Podcasting's evolution and growth are only beginning

- Greg Young and Tom Meyers sat in Bryant Park with a couple of microphones one unseasonably warm mid-January weekday afternoon and recorded a bonus episode of their New York City history podcast, The Bowery Boys, for those most loyal of their listeners who send the show small monthly donations.

"I don't know if anybody's going to find this interesting," Tom said into his mic.

After 251 episodes and nearly 11 years, The Bowery Boys — as Greg and Tom call themselves after a famous 19th century gang but mostly because they lived in that neighborhood when they recorded their first episode in the summer of 2007 — now receive 400,000 downloads a month and enough advertising dollars to work on this weekly podcast full-time.

"We didn't start it to be a business," Tom said.

Two Midwesterners by birth who moved to this city 25 years ago, Greg and Tom started podcasting when Greg bought a new laptop that came with the audio program GarageBand.

"I came over one night with a bottle of wine and I was like, 'Hey, Tom, why don't we record a show?'" Greg said.

The Bowery Boys recorded their first episode on a home karaoke mic and soon submitted their first few eps to Apple's iTunes, which had only recently given us the word "podcast," derived from the company's now-defunct iPod.

"Somebody liked it there," Tom said. "They featured us on the home page and suddenly we had a lot of listeners."

"There were a handful of history podcasts," Greg said. "Period. Of any kind of history."

A decade later, and The Bowery Boys' (and the Fox 5 Podcast Network's) contribution to the medium represents a fraction of a fraction of a fraction of the more than a quarter million podcasts in circulation on any and every niche subject one can imagine. Podcasts about keeping pet fish, podcasts about Harry Potter, podcasts for kids, 244 episodes of a podcast about cigars: The podcast marketplace has specialized and grown exponentially since The Bowery Boys launches a decade ago.

"The commercialization of the medium is just beginning," said Ron Simon, the television and radio curator at the Paley Center for Media. But Simon also believes the commercialization of the pod need not result in the demise of another medium — namely radio.

And Nielsen numbers support that theory. Broadcast radio continues to grow, reaching more Americans weekly than any other medium.

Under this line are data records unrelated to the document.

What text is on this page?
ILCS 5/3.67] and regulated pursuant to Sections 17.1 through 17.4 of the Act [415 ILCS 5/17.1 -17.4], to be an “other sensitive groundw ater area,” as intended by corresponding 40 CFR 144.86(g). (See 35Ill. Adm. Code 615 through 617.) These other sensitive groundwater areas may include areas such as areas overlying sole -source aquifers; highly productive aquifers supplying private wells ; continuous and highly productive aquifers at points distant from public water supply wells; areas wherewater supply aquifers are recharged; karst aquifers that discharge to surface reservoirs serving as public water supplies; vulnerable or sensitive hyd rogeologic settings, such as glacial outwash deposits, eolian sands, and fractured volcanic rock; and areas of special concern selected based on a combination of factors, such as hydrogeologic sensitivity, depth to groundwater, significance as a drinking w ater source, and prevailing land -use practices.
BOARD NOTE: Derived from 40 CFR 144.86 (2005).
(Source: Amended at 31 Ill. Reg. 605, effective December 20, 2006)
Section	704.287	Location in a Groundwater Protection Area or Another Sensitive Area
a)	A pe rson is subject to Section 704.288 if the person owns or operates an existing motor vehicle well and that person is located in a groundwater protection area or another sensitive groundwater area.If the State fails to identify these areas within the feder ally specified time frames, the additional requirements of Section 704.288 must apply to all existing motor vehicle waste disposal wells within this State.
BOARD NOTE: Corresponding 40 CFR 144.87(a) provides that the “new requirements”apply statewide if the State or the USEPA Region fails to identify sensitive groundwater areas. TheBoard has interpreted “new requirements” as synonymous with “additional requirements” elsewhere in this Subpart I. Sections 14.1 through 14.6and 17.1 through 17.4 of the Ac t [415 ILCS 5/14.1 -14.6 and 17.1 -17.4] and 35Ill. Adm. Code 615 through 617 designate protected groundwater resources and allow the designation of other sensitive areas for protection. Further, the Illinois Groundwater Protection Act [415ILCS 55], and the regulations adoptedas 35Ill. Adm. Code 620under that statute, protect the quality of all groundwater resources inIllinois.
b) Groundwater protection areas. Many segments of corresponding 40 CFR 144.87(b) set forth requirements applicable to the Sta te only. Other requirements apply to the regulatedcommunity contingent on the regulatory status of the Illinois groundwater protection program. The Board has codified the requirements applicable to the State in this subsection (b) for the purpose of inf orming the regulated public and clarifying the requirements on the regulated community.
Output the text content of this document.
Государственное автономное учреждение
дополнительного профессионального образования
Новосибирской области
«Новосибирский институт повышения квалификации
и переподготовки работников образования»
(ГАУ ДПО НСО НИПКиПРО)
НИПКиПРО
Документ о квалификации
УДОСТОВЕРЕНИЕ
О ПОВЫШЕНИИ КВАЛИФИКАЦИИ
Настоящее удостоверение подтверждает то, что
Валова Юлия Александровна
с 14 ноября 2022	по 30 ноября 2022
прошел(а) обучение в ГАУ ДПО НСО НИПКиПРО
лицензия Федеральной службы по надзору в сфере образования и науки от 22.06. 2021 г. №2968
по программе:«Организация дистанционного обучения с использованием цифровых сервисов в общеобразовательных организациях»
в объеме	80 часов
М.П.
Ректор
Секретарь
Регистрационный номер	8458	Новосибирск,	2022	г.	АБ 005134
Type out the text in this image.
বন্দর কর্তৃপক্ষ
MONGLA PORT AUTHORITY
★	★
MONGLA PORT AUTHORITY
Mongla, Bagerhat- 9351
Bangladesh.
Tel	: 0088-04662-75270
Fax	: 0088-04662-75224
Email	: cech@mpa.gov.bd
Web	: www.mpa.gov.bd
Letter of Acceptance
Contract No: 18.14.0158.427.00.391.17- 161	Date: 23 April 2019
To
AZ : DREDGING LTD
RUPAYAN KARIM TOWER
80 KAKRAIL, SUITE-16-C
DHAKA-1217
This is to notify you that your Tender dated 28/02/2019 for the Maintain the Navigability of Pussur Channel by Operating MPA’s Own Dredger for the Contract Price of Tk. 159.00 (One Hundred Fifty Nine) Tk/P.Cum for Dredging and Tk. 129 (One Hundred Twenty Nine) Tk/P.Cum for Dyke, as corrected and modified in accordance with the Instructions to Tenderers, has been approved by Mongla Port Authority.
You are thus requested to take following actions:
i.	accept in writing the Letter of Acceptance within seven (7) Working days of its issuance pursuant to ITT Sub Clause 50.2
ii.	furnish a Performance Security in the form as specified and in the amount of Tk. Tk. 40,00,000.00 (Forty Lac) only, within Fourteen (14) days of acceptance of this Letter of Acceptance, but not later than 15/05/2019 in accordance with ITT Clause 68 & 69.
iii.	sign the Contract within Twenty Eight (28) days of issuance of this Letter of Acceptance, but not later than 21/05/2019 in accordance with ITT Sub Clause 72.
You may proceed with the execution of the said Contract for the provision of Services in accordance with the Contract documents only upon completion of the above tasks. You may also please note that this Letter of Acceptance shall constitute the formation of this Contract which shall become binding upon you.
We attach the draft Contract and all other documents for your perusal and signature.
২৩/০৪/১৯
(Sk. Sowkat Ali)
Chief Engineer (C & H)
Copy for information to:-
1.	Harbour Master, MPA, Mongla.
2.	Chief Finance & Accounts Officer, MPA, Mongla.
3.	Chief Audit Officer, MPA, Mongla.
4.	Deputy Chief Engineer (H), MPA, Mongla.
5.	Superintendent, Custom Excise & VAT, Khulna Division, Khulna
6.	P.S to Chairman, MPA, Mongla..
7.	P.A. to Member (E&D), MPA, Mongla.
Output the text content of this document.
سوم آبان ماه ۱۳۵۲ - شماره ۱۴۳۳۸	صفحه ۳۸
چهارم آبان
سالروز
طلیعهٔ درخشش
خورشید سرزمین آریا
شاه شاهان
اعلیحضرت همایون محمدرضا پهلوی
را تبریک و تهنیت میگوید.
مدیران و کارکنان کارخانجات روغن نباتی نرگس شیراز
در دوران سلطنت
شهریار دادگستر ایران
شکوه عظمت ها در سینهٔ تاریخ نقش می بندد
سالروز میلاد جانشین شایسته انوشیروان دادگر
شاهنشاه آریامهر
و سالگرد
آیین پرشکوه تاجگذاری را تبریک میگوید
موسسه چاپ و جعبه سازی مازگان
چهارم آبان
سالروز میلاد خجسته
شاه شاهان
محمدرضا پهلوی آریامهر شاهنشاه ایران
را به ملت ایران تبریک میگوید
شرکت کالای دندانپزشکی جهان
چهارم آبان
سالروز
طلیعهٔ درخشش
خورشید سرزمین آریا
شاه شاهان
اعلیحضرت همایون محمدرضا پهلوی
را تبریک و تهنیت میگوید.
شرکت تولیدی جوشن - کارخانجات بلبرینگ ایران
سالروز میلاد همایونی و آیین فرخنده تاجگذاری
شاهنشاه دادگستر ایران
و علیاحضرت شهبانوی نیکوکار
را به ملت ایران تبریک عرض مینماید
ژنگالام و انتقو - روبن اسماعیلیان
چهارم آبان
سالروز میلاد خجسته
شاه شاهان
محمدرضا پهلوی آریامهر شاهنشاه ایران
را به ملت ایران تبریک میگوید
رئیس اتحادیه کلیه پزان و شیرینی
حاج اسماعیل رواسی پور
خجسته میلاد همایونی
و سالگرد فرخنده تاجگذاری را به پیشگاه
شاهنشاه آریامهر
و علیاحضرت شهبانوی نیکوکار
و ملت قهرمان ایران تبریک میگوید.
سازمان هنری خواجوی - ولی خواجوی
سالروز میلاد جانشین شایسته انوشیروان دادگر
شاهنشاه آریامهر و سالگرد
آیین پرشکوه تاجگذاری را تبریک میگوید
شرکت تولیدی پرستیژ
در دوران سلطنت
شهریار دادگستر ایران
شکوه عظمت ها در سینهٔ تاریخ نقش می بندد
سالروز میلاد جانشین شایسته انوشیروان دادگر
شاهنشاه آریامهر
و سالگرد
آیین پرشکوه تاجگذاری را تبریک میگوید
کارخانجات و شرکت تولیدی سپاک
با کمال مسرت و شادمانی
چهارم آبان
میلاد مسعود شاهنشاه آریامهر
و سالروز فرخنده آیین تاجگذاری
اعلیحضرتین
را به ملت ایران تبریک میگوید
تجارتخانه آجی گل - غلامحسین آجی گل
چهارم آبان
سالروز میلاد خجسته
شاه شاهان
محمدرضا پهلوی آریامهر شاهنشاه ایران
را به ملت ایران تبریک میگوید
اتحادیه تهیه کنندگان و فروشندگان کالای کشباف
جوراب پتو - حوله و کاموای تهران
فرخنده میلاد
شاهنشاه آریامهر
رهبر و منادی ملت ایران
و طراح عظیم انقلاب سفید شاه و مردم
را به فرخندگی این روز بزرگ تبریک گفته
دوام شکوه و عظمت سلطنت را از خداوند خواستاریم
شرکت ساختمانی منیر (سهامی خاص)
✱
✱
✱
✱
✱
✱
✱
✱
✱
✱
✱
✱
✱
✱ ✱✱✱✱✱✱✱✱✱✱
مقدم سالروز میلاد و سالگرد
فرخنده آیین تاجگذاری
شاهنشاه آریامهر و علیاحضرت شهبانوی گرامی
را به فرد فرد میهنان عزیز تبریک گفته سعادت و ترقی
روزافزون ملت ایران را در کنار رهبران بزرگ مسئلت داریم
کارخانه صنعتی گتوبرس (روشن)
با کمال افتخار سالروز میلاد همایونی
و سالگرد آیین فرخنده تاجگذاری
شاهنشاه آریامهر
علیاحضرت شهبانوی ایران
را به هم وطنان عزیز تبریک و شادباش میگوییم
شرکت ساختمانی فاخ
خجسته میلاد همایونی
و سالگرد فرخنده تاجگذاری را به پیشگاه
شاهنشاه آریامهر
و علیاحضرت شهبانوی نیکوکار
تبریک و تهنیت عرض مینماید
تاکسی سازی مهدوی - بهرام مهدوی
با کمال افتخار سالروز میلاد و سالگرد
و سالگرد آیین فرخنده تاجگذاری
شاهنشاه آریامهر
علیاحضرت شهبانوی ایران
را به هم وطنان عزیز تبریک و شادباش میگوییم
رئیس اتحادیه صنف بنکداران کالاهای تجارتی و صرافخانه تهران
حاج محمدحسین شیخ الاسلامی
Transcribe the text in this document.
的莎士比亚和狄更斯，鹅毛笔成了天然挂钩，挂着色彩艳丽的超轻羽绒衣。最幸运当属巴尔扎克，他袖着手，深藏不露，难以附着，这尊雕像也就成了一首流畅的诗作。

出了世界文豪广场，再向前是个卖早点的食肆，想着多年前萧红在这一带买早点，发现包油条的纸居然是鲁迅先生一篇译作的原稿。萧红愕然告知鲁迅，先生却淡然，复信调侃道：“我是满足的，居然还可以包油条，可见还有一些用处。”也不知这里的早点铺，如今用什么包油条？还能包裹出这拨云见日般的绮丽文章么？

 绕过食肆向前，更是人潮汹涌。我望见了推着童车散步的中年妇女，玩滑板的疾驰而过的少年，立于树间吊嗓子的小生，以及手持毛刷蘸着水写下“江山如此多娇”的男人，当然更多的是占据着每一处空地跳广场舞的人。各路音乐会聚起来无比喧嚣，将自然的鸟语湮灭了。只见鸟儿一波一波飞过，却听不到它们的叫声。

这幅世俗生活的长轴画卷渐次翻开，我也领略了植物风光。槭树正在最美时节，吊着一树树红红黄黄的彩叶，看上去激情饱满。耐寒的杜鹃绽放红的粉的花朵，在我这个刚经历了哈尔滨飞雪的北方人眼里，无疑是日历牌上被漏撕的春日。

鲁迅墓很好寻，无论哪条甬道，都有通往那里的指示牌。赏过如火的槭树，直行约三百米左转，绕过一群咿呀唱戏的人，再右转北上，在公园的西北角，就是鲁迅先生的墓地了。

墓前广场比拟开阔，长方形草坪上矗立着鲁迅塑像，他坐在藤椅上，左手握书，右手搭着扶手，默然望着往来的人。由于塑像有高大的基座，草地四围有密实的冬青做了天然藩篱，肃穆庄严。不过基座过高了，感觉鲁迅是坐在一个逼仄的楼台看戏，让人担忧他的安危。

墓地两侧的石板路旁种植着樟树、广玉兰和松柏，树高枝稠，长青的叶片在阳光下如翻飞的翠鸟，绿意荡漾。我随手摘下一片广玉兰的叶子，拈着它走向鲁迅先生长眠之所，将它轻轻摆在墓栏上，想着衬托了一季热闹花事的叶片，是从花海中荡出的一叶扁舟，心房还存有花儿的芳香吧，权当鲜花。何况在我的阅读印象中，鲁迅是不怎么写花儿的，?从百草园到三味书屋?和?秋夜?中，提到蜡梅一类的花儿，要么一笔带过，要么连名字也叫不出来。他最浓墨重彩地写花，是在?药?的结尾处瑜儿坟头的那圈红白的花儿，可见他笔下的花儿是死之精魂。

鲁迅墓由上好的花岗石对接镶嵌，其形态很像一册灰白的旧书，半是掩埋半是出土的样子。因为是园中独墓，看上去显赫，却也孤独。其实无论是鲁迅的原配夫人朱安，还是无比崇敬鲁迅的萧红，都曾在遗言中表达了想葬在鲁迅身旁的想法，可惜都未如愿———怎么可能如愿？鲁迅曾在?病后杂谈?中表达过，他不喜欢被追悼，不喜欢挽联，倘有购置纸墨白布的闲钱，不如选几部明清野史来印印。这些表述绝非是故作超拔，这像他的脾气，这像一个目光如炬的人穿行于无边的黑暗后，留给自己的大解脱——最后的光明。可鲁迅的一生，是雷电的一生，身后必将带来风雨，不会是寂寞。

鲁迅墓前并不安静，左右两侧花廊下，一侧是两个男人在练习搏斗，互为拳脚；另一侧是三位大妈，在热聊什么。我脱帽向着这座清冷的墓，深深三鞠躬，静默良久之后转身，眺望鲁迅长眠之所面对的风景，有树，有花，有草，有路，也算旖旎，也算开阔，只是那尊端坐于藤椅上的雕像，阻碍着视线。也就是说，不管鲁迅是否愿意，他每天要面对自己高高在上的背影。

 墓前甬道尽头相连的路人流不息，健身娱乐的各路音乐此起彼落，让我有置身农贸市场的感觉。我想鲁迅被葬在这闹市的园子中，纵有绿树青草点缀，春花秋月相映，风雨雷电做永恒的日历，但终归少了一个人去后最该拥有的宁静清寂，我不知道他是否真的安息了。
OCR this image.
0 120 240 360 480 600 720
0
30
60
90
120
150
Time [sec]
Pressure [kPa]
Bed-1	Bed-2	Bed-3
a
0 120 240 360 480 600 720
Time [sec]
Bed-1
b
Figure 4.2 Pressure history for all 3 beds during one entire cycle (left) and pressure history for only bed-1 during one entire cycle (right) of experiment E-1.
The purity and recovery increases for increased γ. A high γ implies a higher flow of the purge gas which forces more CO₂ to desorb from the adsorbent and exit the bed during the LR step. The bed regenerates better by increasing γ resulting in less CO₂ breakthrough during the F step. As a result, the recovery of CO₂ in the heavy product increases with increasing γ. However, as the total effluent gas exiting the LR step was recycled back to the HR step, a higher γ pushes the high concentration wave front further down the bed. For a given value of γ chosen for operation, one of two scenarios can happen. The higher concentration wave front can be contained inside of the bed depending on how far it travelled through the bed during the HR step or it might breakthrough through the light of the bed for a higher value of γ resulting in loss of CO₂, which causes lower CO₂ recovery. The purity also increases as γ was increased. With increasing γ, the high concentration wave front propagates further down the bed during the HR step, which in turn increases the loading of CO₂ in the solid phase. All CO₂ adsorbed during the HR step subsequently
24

And that includes 92 percent of those between the ages 18 and 34, the age bracket supposedly spending the most time listening to podcasts.

"When everybody had to explain how podcasts work to their parents, that was a moment when the market for podcasting exploded," Tom said. "And I think advertisers — big advertisers — got really interested."

According to Edison Media Research, the average podcast listener is young, wealthy, educated, employed full-time, both using social media and following brands on it, subscribing to on-demand video services and nearly always completing the episode to which they start to listen — creating an appetizing opportunity for advertisers and an intimate bond between hosts like Tom and Greg and their listeners.

"We come out on Fridays, you know, and when we skip a week, we're not there on a Friday, people are wondering where we are and if everything is OK," Tom said.